Additional data on the relationships between the individuals were provided by the analysis of the escape behavior during aggression and avoidance encounters. Such behavior can be interpreted in the context of the theory of monopolizing resources (Marty et al. 2019a,b). This monopolization can be expressed by a direct fight in defense or for access to the resource or by avoidance of confrontation. In the present study, the bait, i.e. anthropogenic food, which is an attractive in winter conditions, was a resource-related object of competition. For rodents from the rural population, the appearance of such food is an unusual situation; hence, they should be more strongly motivated to defend it against conspecifics. If this is the case, an individual that was the first to find the food source should be less likely to give way to a competitor appearing later (it should be more motivated to defend the valuable resource). For urban individuals, the appearance of portions of anthropogenic food is a potentially common situation (Babińska-Werka 1981; Chavez-Zichinelli et al. 2013; Thomas et al. 2018). Therefore, such food is not an extremely valuable resource, and it can be expected that the urban animal will be less determined to defend it. Our results seem to confirm this interpretation and show that the escape behavior and the tendency towards monopolization of resources can be useful indicators showing behavioral differences in relation to urbanization.
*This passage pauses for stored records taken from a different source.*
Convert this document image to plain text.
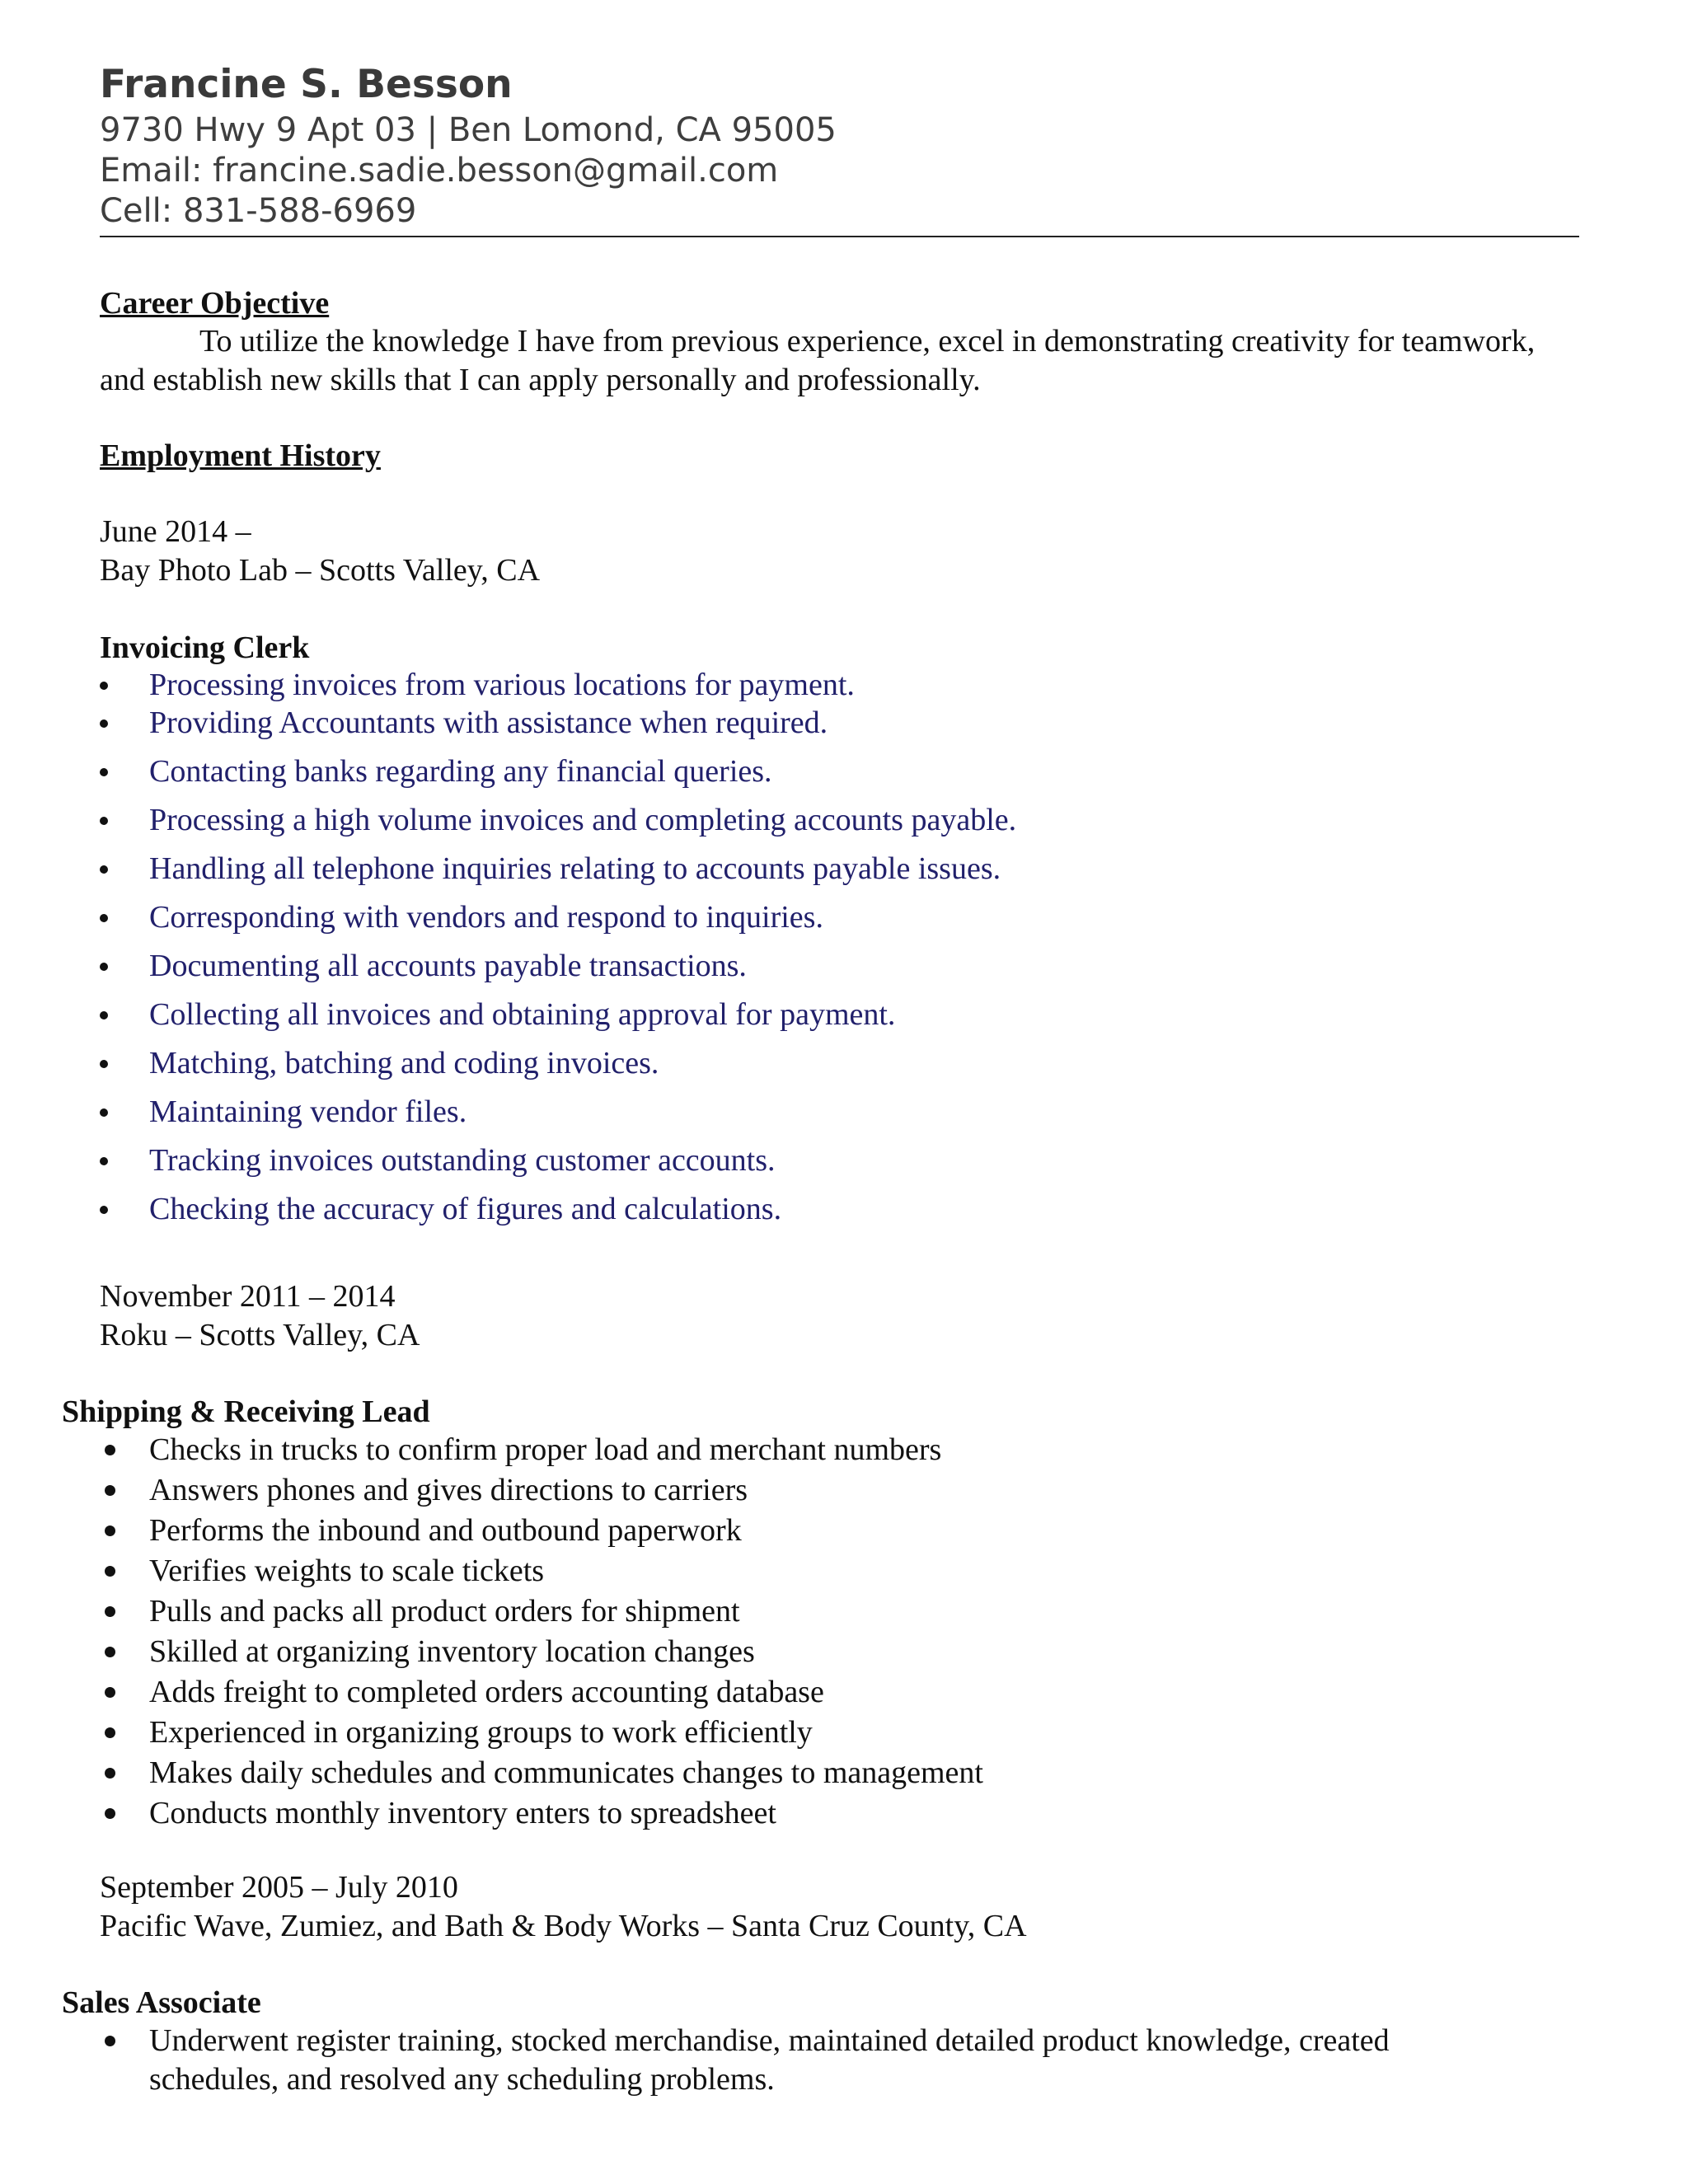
Francine S. Besson
9730 Hwy 9 Apt 03 | Ben Lomond, CA 95005
Email: francine.sadie.besson@gmail.com
Cell: 831-588-6969
Career Objective
To utilize the knowledge I have from previous experience, excel in demonstrating creativity for teamwork, and establish new skills that I can apply personally and professionally.
Employment History
June 2014 –
Bay Photo Lab – Scotts Valley, CA
Invoicing Clerk
Processing invoices from various locations for payment.
Providing Accountants with assistance when required.
Contacting banks regarding any financial queries.
Processing a high volume invoices and completing accounts payable.
Handling all telephone inquiries relating to accounts payable issues.
Corresponding with vendors and respond to inquiries.
Documenting all accounts payable transactions.
Collecting all invoices and obtaining approval for payment.
Matching, batching and coding invoices.
Maintaining vendor files.
Tracking invoices outstanding customer accounts.
Checking the accuracy of figures and calculations.
November 2011 – 2014
Roku – Scotts Valley, CA
Shipping & Receiving Lead
Checks in trucks to confirm proper load and merchant numbers
Answers phones and gives directions to carriers
Performs the inbound and outbound paperwork
Verifies weights to scale tickets
Pulls and packs all product orders for shipment
Skilled at organizing inventory location changes
Adds freight to completed orders accounting database
Experienced in organizing groups to work efficiently
Makes daily schedules and communicates changes to management
Conducts monthly inventory enters to spreadsheet
September 2005 – July 2010
Pacific Wave, Zumiez, and Bath & Body Works – Santa Cruz County, CA
Sales Associate
Underwent register training, stocked merchandise, maintained detailed product knowledge, created schedules, and resolved any scheduling problems.
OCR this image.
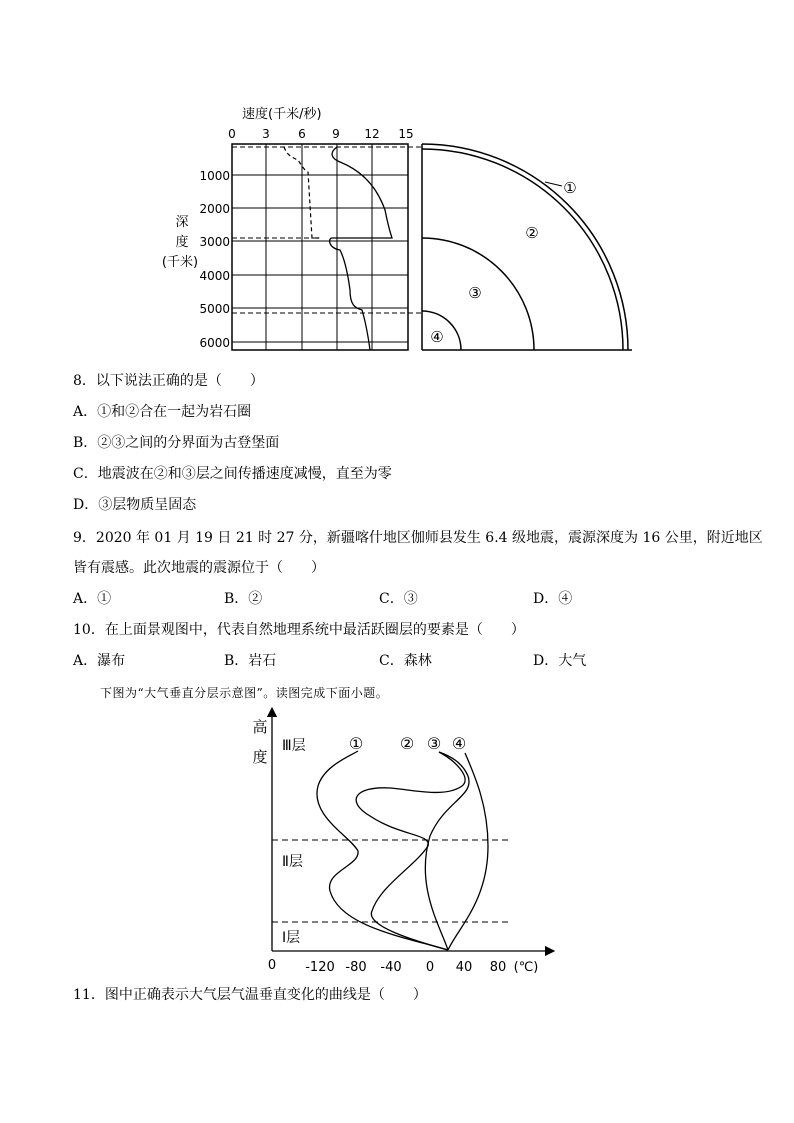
速度(千米/秒)
0 3 6 9 12 15
1000
2000
3000
4000
5000
6000
深
度
(千米)
①
②
③
④
8．以下说法正确的是（　　）
A．①和②合在一起为岩石圈
B．②③之间的分界面为古登堡面
C．地震波在②和③层之间传播速度减慢，直至为零
D．③层物质呈固态
9．2020 年 01 月 19 日 21 时 27 分，新疆喀什地区伽师县发生 6.4 级地震，震源深度为 16 公里，附近地区
皆有震感。此次地震的震源位于（　　）
A．①	B．②	C．③	D．④
10．在上面景观图中，代表自然地理系统中最活跃圈层的要素是（　　）
A．瀑布	B．岩石	C．森林	D．大气
下图为“大气垂直分层示意图”。读图完成下面小题。
高
度
Ⅲ层
Ⅱ层
Ⅰ层
① ② ③ ④
0 -120 -80 -40 0 40 80 (℃)
11．图中正确表示大气层气温垂直变化的曲线是（　　）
Our results also showed interesting differences between the behavior of the rodents during the day and night. The rural mice were active only at night, while the representatives of the urban population extended their period of activity to daytime. Urban animals use daytime hours for foraging because these hours are more thermally favorable in winter, while the pressure of natural predators in the city is lower (for details see Łopucki and Kiersztyn 2020). Our behavioral observations, however, provide insight into this issue and indicate that daily activity is associated with a different set of social behaviors, which largely resembles the behavior of rural animals: during the day, urban rodents are more likely to avoid each other, are less tolerant, and show aggression at the same level as their rural counterparts (Fig. 3). It is possible that such atavistic (characteristic of non-urban populations) behavior is associated with the perception of a higher predation risk during the day due to better visibility and higher noise pollution. It has been demonstrated in many papers that light is perceived by rodents as an indirect cue of predation risk and thus influences their behavior (Clarke 1983; Kotler 1984; Brillhart and Kaufman 1991; Shapira et al. 2013; Farnworth et al. 2016). It is also known that continuous anthropogenic noise can increase vigilance in animals, as it masks other signals from the environment (Dukas 2004; Rabin et al. 2006; Barber et al. 2010; Kern and Radford 2016). The higher vigilance (caused by lighting or noise) sensitizes small mammals to sudden appearance of another individual and more often causes an escape response. All these observations indicate that the plasticity of the social behavior of urban animals may be wider than usually described and depends on e.g. their daily activity. This shows how much research still needs to be done to determine to what extent the behavior of urban adapters is only a makeshift (stopgap) to evolve more sustainable solutions that facilitate the functioning of urban populations.

Conclusions

We found that urbanization affects the social behavior of A. agrarius. In the case of the studied species, an increase in tolerance rather than aggression in social relationships is the behavioral adaptation to urban life. Urban animals showed more tolerance behavior and had a lower tendency toward monopolization of food sources than rural mice. The behavior of urban animals, however, varies depending on the time of day: during the day, urban rodents are more likely to avoid each other, are less tolerant, and show aggression at the same level as their rural counterparts. We hypothesize that such atavistic behavior of urban animals during the day is associated with the perception of a higher predation risk due to better visibility and higher noise pollution. Our results open an avenue for formulating and verifying new hypotheses about the social behavior of urban populations.